On Aug. 20, 2021, the Departments of Labor (DOL), Health and Human Services (HHS) and the Treasury (Departments) issued frequently asked questions (FAQs) regarding the implementation of the No Surprises Act and transparency provisions of the Consolidated Appropriations Act, 2021 (CAA).
Deferred Enforcement of Some Requirements
The Departments will defer enforcement of the rules regarding:
- Publishing transparency in coverage machine-readable files related to prescription drug pricing (pending further rulemaking);
- Publishing other types of machine-readable files (until July 1, 2022);
- Providing a price comparison tool (until Jan. 1, 2023);
- Providing a good faith estimate of expected charges and Advanced Explanation of Benefits to certain individuals (pending further rulemaking); and
- Reporting of pharmacy benefit and drug costs (pending further rulemaking).

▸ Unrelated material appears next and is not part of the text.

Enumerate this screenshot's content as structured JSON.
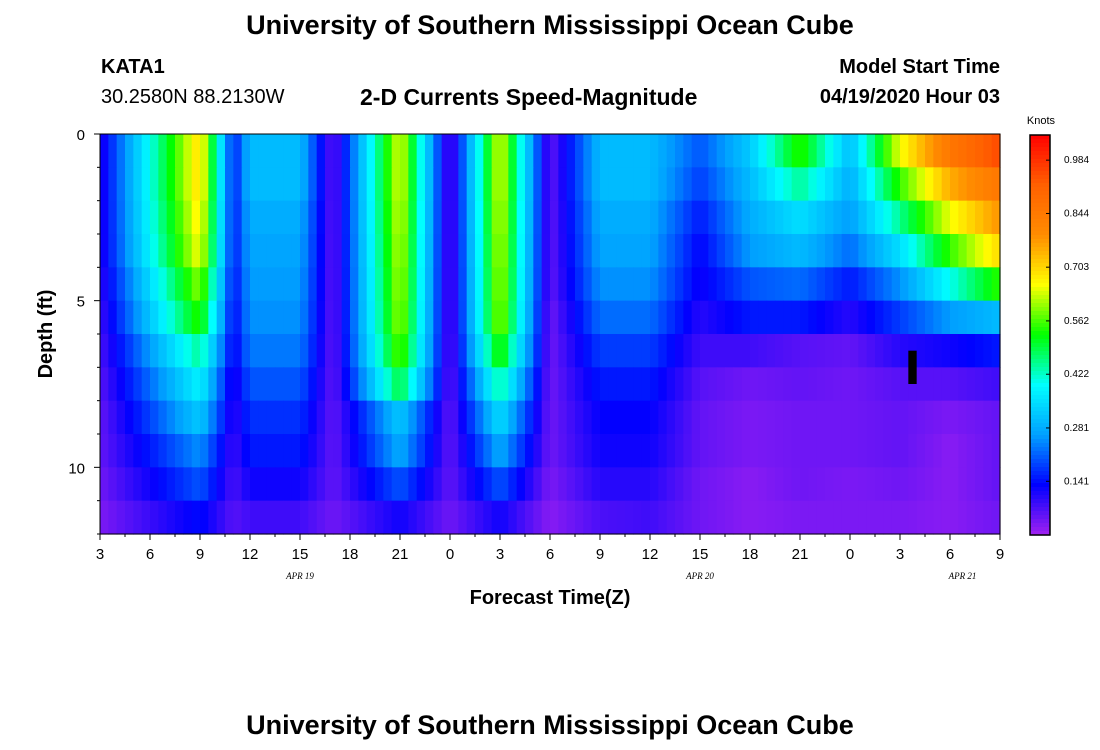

The Departments plan to issue regulations on the interaction of the CAA and the transparency in coverage final rules as well as the provider directory and continuity of care requirements. Regulations may not be issued until after Jan. 1, 2022. Until then, plans and issuers are expected to use good faith, reasonable interpretations of the statute. They do not expect to issue regulations on provisions prohibiting gag clauses or balance billing disclosure requirements. Plans and issuers are expected to use good faith, reasonable interpretations of the statutory requirements. The Departments also provided an example of a plan or insurance identification card that would be compliant with the transparency requirements for those cards and clarified that grandfathered health plans are generally subject to the CAA’s requirements.
Dec. 27, 2020
The CAA was signed into law.
Aug. 20, 2021
The Departments issued 12 FAQs regarding implementation of certain CAA provisions.
Jan. 1, 2022
Several CAA provisions are scheduled to take effect.